The profession will face a huge hike in PI insurance premiums if the retrial of a Barrow-based architect accused of manslaughter over a series of deaths from legionnaires' disease records a guilty verdict.
The trial of Gillian Beckingham, head of design services at Barrow-in-Furness Borough Council, collapsed last Friday (22 April), with the jury unable to reach a verdict.
She had already been convicted of breaching health and safety regulations and is awaiting sentencing. But the Crown Prosecution Service has since announced that it has ordered a retrial over the manslaughter charges - a move that has reignited fears the case will lead to massive new PI costs if Beckingham is found guilty.

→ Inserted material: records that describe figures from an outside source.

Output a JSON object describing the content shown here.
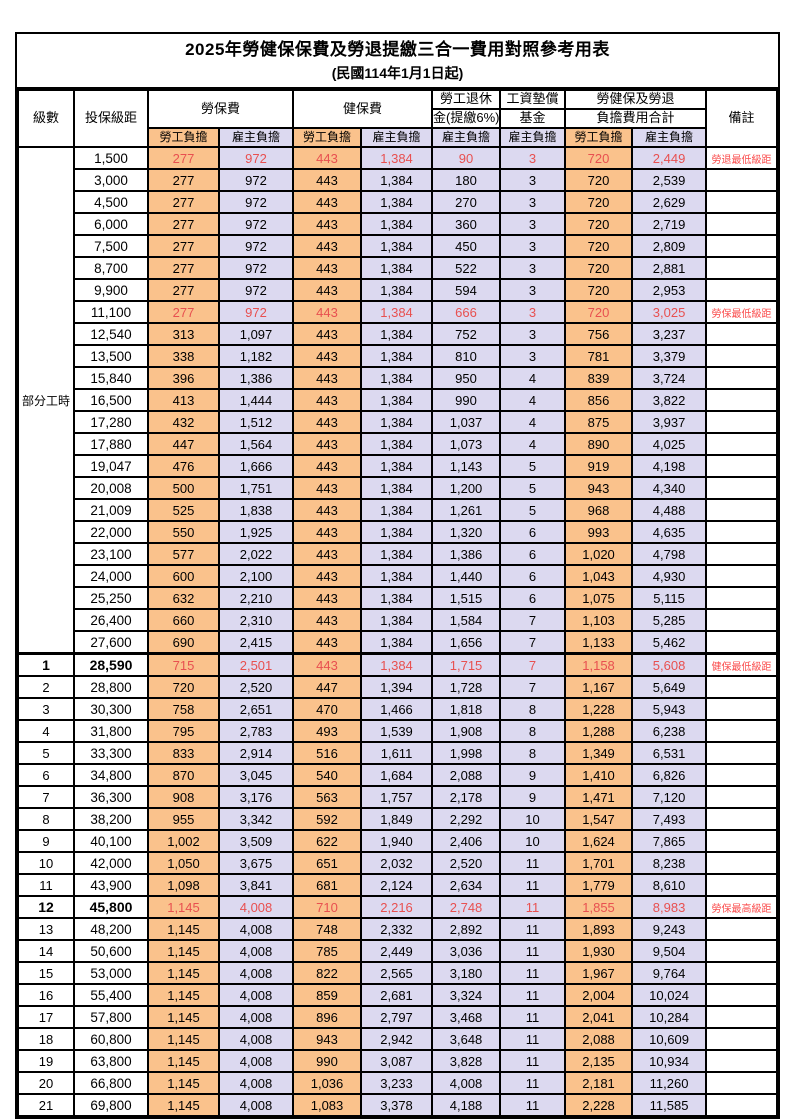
{
  "title": "2025年勞健保保費及勞退提繳三合一費用對照參考用表",
  "subtitle": "(民國114年1月1日起)",
  "colors": {
    "employee_column_bg": "#FAC28C",
    "employer_column_bg": "#DCD9F0",
    "highlight_value_text": "#E85050",
    "remark_text": "#FA4B4B",
    "border": "#000000"
  },
  "table": {
    "header": {
      "level": "級數",
      "bracket": "投保級距",
      "labor_insurance": "勞保費",
      "health_insurance": "健保費",
      "pension_line1": "勞工退休",
      "pension_line2": "金(提繳6%)",
      "wage_fund_line1": "工資墊償",
      "wage_fund_line2": "基金",
      "total_line1": "勞健保及勞退",
      "total_line2": "負擔費用合計",
      "remark": "備註",
      "sub_headers": [
        {
          "label": "勞工負擔",
          "type": "employee"
        },
        {
          "label": "雇主負擔",
          "type": "employer"
        },
        {
          "label": "勞工負擔",
          "type": "employee"
        },
        {
          "label": "雇主負擔",
          "type": "employer"
        },
        {
          "label": "雇主負擔",
          "type": "employer"
        },
        {
          "label": "雇主負擔",
          "type": "employer"
        },
        {
          "label": "勞工負擔",
          "type": "employee"
        },
        {
          "label": "雇主負擔",
          "type": "employer"
        }
      ]
    },
    "part_time_label": "部分工時",
    "part_time_rowspan": 23,
    "rows": [
      {
        "level": "",
        "bracket": "1,500",
        "values": [
          "277",
          "972",
          "443",
          "1,384",
          "90",
          "3",
          "720",
          "2,449"
        ],
        "remark": "勞退最低級距",
        "highlight": true,
        "bold": false,
        "section_start": false
      },
      {
        "level": "",
        "bracket": "3,000",
        "values": [
          "277",
          "972",
          "443",
          "1,384",
          "180",
          "3",
          "720",
          "2,539"
        ],
        "remark": "",
        "highlight": false,
        "bold": false,
        "section_start": false
      },
      {
        "level": "",
        "bracket": "4,500",
        "values": [
          "277",
          "972",
          "443",
          "1,384",
          "270",
          "3",
          "720",
          "2,629"
        ],
        "remark": "",
        "highlight": false,
        "bold": false,
        "section_start": false
      },
      {
        "level": "",
        "bracket": "6,000",
        "values": [
          "277",
          "972",
          "443",
          "1,384",
          "360",
          "3",
          "720",
          "2,719"
        ],
        "remark": "",
        "highlight": false,
        "bold": false,
        "section_start": false
      },
      {
        "level": "",
        "bracket": "7,500",
        "values": [
          "277",
          "972",
          "443",
          "1,384",
          "450",
          "3",
          "720",
          "2,809"
        ],
        "remark": "",
        "highlight": false,
        "bold": false,
        "section_start": false
      },
      {
        "level": "",
        "bracket": "8,700",
        "values": [
          "277",
          "972",
          "443",
          "1,384",
          "522",
          "3",
          "720",
          "2,881"
        ],
        "remark": "",
        "highlight": false,
        "bold": false,
        "section_start": false
      },
      {
        "level": "",
        "bracket": "9,900",
        "values": [
          "277",
          "972",
          "443",
          "1,384",
          "594",
          "3",
          "720",
          "2,953"
        ],
        "remark": "",
        "highlight": false,
        "bold": false,
        "section_start": false
      },
      {
        "level": "",
        "bracket": "11,100",
        "values": [
          "277",
          "972",
          "443",
          "1,384",
          "666",
          "3",
          "720",
          "3,025"
        ],
        "remark": "勞保最低級距",
        "highlight": true,
        "bold": false,
        "section_start": false
      },
      {
        "level": "",
        "bracket": "12,540",
        "values": [
          "313",
          "1,097",
          "443",
          "1,384",
          "752",
          "3",
          "756",
          "3,237"
        ],
        "remark": "",
        "highlight": false,
        "bold": false,
        "section_start": false
      },
      {
        "level": "",
        "bracket": "13,500",
        "values": [
          "338",
          "1,182",
          "443",
          "1,384",
          "810",
          "3",
          "781",
          "3,379"
        ],
        "remark": "",
        "highlight": false,
        "bold": false,
        "section_start": false
      },
      {
        "level": "",
        "bracket": "15,840",
        "values": [
          "396",
          "1,386",
          "443",
          "1,384",
          "950",
          "4",
          "839",
          "3,724"
        ],
        "remark": "",
        "highlight": false,
        "bold": false,
        "section_start": false
      },
      {
        "level": "",
        "bracket": "16,500",
        "values": [
          "413",
          "1,444",
          "443",
          "1,384",
          "990",
          "4",
          "856",
          "3,822"
        ],
        "remark": "",
        "highlight": false,
        "bold": false,
        "section_start": false
      },
      {
        "level": "",
        "bracket": "17,280",
        "values": [
          "432",
          "1,512",
          "443",
          "1,384",
          "1,037",
          "4",
          "875",
          "3,937"
        ],
        "remark": "",
        "highlight": false,
        "bold": false,
        "section_start": false
      },
      {
        "level": "",
        "bracket": "17,880",
        "values": [
          "447",
          "1,564",
          "443",
          "1,384",
          "1,073",
          "4",
          "890",
          "4,025"
        ],
        "remark": "",
        "highlight": false,
        "bold": false,
        "section_start": false
      },
      {
        "level": "",
        "bracket": "19,047",
        "values": [
          "476",
          "1,666",
          "443",
          "1,384",
          "1,143",
          "5",
          "919",
          "4,198"
        ],
        "remark": "",
        "highlight": false,
        "bold": false,
        "section_start": false
      },
      {
        "level": "",
        "bracket": "20,008",
        "values": [
          "500",
          "1,751",
          "443",
          "1,384",
          "1,200",
          "5",
          "943",
          "4,340"
        ],
        "remark": "",
        "highlight": false,
        "bold": false,
        "section_start": false
      },
      {
        "level": "",
        "bracket": "21,009",
        "values": [
          "525",
          "1,838",
          "443",
          "1,384",
          "1,261",
          "5",
          "968",
          "4,488"
        ],
        "remark": "",
        "highlight": false,
        "bold": false,
        "section_start": false
      },
      {
        "level": "",
        "bracket": "22,000",
        "values": [
          "550",
          "1,925",
          "443",
          "1,384",
          "1,320",
          "6",
          "993",
          "4,635"
        ],
        "remark": "",
        "highlight": false,
        "bold": false,
        "section_start": false
      },
      {
        "level": "",
        "bracket": "23,100",
        "values": [
          "577",
          "2,022",
          "443",
          "1,384",
          "1,386",
          "6",
          "1,020",
          "4,798"
        ],
        "remark": "",
        "highlight": false,
        "bold": false,
        "section_start": false
      },
      {
        "level": "",
        "bracket": "24,000",
        "values": [
          "600",
          "2,100",
          "443",
          "1,384",
          "1,440",
          "6",
          "1,043",
          "4,930"
        ],
        "remark": "",
        "highlight": false,
        "bold": false,
        "section_start": false
      },
      {
        "level": "",
        "bracket": "25,250",
        "values": [
          "632",
          "2,210",
          "443",
          "1,384",
          "1,515",
          "6",
          "1,075",
          "5,115"
        ],
        "remark": "",
        "highlight": false,
        "bold": false,
        "section_start": false
      },
      {
        "level": "",
        "bracket": "26,400",
        "values": [
          "660",
          "2,310",
          "443",
          "1,384",
          "1,584",
          "7",
          "1,103",
          "5,285"
        ],
        "remark": "",
        "highlight": false,
        "bold": false,
        "section_start": false
      },
      {
        "level": "",
        "bracket": "27,600",
        "values": [
          "690",
          "2,415",
          "443",
          "1,384",
          "1,656",
          "7",
          "1,133",
          "5,462"
        ],
        "remark": "",
        "highlight": false,
        "bold": false,
        "section_start": false
      },
      {
        "level": "1",
        "bracket": "28,590",
        "values": [
          "715",
          "2,501",
          "443",
          "1,384",
          "1,715",
          "7",
          "1,158",
          "5,608"
        ],
        "remark": "健保最低級距",
        "highlight": true,
        "bold": true,
        "section_start": true
      },
      {
        "level": "2",
        "bracket": "28,800",
        "values": [
          "720",
          "2,520",
          "447",
          "1,394",
          "1,728",
          "7",
          "1,167",
          "5,649"
        ],
        "remark": "",
        "highlight": false,
        "bold": false,
        "section_start": false
      },
      {
        "level": "3",
        "bracket": "30,300",
        "values": [
          "758",
          "2,651",
          "470",
          "1,466",
          "1,818",
          "8",
          "1,228",
          "5,943"
        ],
        "remark": "",
        "highlight": false,
        "bold": false,
        "section_start": false
      },
      {
        "level": "4",
        "bracket": "31,800",
        "values": [
          "795",
          "2,783",
          "493",
          "1,539",
          "1,908",
          "8",
          "1,288",
          "6,238"
        ],
        "remark": "",
        "highlight": false,
        "bold": false,
        "section_start": false
      },
      {
        "level": "5",
        "bracket": "33,300",
        "values": [
          "833",
          "2,914",
          "516",
          "1,611",
          "1,998",
          "8",
          "1,349",
          "6,531"
        ],
        "remark": "",
        "highlight": false,
        "bold": false,
        "section_start": false
      },
      {
        "level": "6",
        "bracket": "34,800",
        "values": [
          "870",
          "3,045",
          "540",
          "1,684",
          "2,088",
          "9",
          "1,410",
          "6,826"
        ],
        "remark": "",
        "highlight": false,
        "bold": false,
        "section_start": false
      },
      {
        "level": "7",
        "bracket": "36,300",
        "values": [
          "908",
          "3,176",
          "563",
          "1,757",
          "2,178",
          "9",
          "1,471",
          "7,120"
        ],
        "remark": "",
        "highlight": false,
        "bold": false,
        "section_start": false
      },
      {
        "level": "8",
        "bracket": "38,200",
        "values": [
          "955",
          "3,342",
          "592",
          "1,849",
          "2,292",
          "10",
          "1,547",
          "7,493"
        ],
        "remark": "",
        "highlight": false,
        "bold": false,
        "section_start": false
      },
      {
        "level": "9",
        "bracket": "40,100",
        "values": [
          "1,002",
          "3,509",
          "622",
          "1,940",
          "2,406",
          "10",
          "1,624",
          "7,865"
        ],
        "remark": "",
        "highlight": false,
        "bold": false,
        "section_start": false
      },
      {
        "level": "10",
        "bracket": "42,000",
        "values": [
          "1,050",
          "3,675",
          "651",
          "2,032",
          "2,520",
          "11",
          "1,701",
          "8,238"
        ],
        "remark": "",
        "highlight": false,
        "bold": false,
        "section_start": false
      },
      {
        "level": "11",
        "bracket": "43,900",
        "values": [
          "1,098",
          "3,841",
          "681",
          "2,124",
          "2,634",
          "11",
          "1,779",
          "8,610"
        ],
        "remark": "",
        "highlight": false,
        "bold": false,
        "section_start": false
      },
      {
        "level": "12",
        "bracket": "45,800",
        "values": [
          "1,145",
          "4,008",
          "710",
          "2,216",
          "2,748",
          "11",
          "1,855",
          "8,983"
        ],
        "remark": "勞保最高級距",
        "highlight": true,
        "bold": true,
        "section_start": false
      },
      {
        "level": "13",
        "bracket": "48,200",
        "values": [
          "1,145",
          "4,008",
          "748",
          "2,332",
          "2,892",
          "11",
          "1,893",
          "9,243"
        ],
        "remark": "",
        "highlight": false,
        "bold": false,
        "section_start": false
      },
      {
        "level": "14",
        "bracket": "50,600",
        "values": [
          "1,145",
          "4,008",
          "785",
          "2,449",
          "3,036",
          "11",
          "1,930",
          "9,504"
        ],
        "remark": "",
        "highlight": false,
        "bold": false,
        "section_start": false
      },
      {
        "level": "15",
        "bracket": "53,000",
        "values": [
          "1,145",
          "4,008",
          "822",
          "2,565",
          "3,180",
          "11",
          "1,967",
          "9,764"
        ],
        "remark": "",
        "highlight": false,
        "bold": false,
        "section_start": false
      },
      {
        "level": "16",
        "bracket": "55,400",
        "values": [
          "1,145",
          "4,008",
          "859",
          "2,681",
          "3,324",
          "11",
          "2,004",
          "10,024"
        ],
        "remark": "",
        "highlight": false,
        "bold": false,
        "section_start": false
      },
      {
        "level": "17",
        "bracket": "57,800",
        "values": [
          "1,145",
          "4,008",
          "896",
          "2,797",
          "3,468",
          "11",
          "2,041",
          "10,284"
        ],
        "remark": "",
        "highlight": false,
        "bold": false,
        "section_start": false
      },
      {
        "level": "18",
        "bracket": "60,800",
        "values": [
          "1,145",
          "4,008",
          "943",
          "2,942",
          "3,648",
          "11",
          "2,088",
          "10,609"
        ],
        "remark": "",
        "highlight": false,
        "bold": false,
        "section_start": false
      },
      {
        "level": "19",
        "bracket": "63,800",
        "values": [
          "1,145",
          "4,008",
          "990",
          "3,087",
          "3,828",
          "11",
          "2,135",
          "10,934"
        ],
        "remark": "",
        "highlight": false,
        "bold": false,
        "section_start": false
      },
      {
        "level": "20",
        "bracket": "66,800",
        "values": [
          "1,145",
          "4,008",
          "1,036",
          "3,233",
          "4,008",
          "11",
          "2,181",
          "11,260"
        ],
        "remark": "",
        "highlight": false,
        "bold": false,
        "section_start": false
      },
      {
        "level": "21",
        "bracket": "69,800",
        "values": [
          "1,145",
          "4,008",
          "1,083",
          "3,378",
          "4,188",
          "11",
          "2,228",
          "11,585"
        ],
        "remark": "",
        "highlight": false,
        "bold": false,
        "section_start": false
      }
    ]
  }
}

In the original trial the architect faced seven counts of manslaughter, following the outbreak of the killer bug at the Forum 28 arts centre in Barrow in the summer of 2002.
Richard Macauley, 88, Wendy Milburn, 56, Georgina Somerville, 54, Harriet Low, 74, Elizabeth Dixon, 80, June Miles, 56, and Christine Merewood, 55, all died following the outbreak.
Beckingham was accused of failing to ensure that the air-conditioning system was maintained to satisfactory levels.
It has emerged this week that the RIBA's practice department - which was offering advice to Beckingham's defence team - is extremely concerned at the consequences of the trial.
The department's director Richard Brindley compared a guilty verdict to impending new corporate manslaughter laws.
'This will have serious repercussions for the PI premiums, ' he said. 'It would be like the corporate manslaughter legislation, only it won't just be employers that can be held to account, it will be employees as well.
'If Beckingham is found guilty, then premiums will rise across the board. It would hugely increase the risk to insurers and create a whole load of new liabilities.
'The collapse of the first trial is not exactly a good news story, but it has at least averted a catastrophic piece of news, ' Brindley added.
Barrow-in-Furness District Council was also found guilty of breaching the health and safety regulations. It is as yet unclear when Beckingham's second trial will take place.